O afastamento de profissionais é apenas um dos desafios que o setor precisa enfrentar enquanto a taxa de contágio do novo coronavírus segue em crescimento no país. Conforme relata o enfermeiro e gestor da Unidade de Terapia Intensiva (UTI) do Hospital São Vicente de Paulo (HSVP), Clerverson Barbieri, a instituição precisou se preparar “para o pior” desde o mês de março, criando leitos de terapia intensiva exclusivos para o tratamento de pacientes vítimas da Covid-19. Além de precisar remanejar os profissionais que já integravam a equipe multidisciplinar, para que pudessem cobrir essas novas estruturas, ele conta que lidar com os casos de colegas infectados se tornou uma preocupação diária. “Eles acabam se contaminando e ficando afastados até se recuperar, então precisamos trabalhar com uma equipe reduzida e organizar o dimensionamento dos profissionais, sempre estudando como remanejar de um setor para o outro.  Mas trabalhar pensando se alguém será afastado, quem está retornando, já se tornou parte da rotina. O grande desafio, hoje, além do psicológico, é em relação ao número de leitos e a ocupação, que tem aumentado”, analisa.


Leitos

A alta na ocupação dos leitos destinados a pacientes diagnosticados com coronavírus, mencionada por Cleverson, pode ser observada nos boletins epidemiológicos divulgados diariamente pela Secretaria Municipal de Saúde.

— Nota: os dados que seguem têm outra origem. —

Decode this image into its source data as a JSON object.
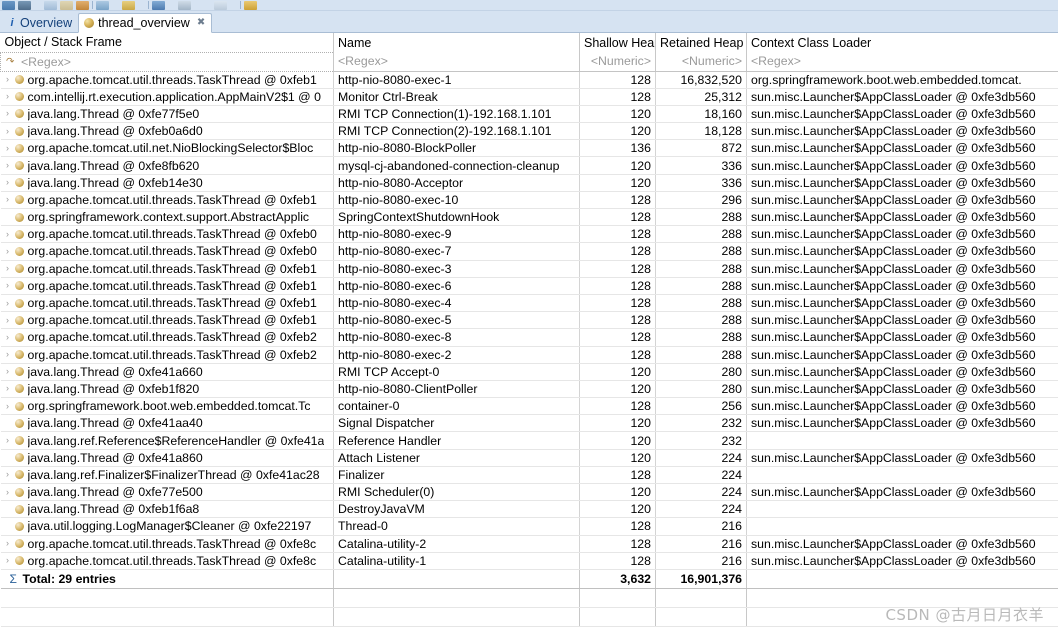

Até as 14h dessa quinta-feira, por exemplo, os hospitais de Passo Fundo registravam 93 hospitalizações causadas pela Covid-19, sendo 35 delas em UTI e 58 em leitos clínicos. “Parece estar havendo um auge de uns 15 dias para cá, principalmente um aumento significativo de pacientes intubados. No início, a maioria dos casos não chegava a precisar de intubação, eles tinham uma recuperação melhor”, avalia a enfermeira e gestora da UTI Cirúrgica do HSVP, Andressa Telles Borges. Ela é uma das profissionais que foi remanejada de setor após o início da pandemia. “A UTI em que eu trabalho é uma unidade para pacientes de pós-operatório. Como decaiu o movimento e também em razão do planejamento para a pandemia, se tornou uma UTI Covid”, explica.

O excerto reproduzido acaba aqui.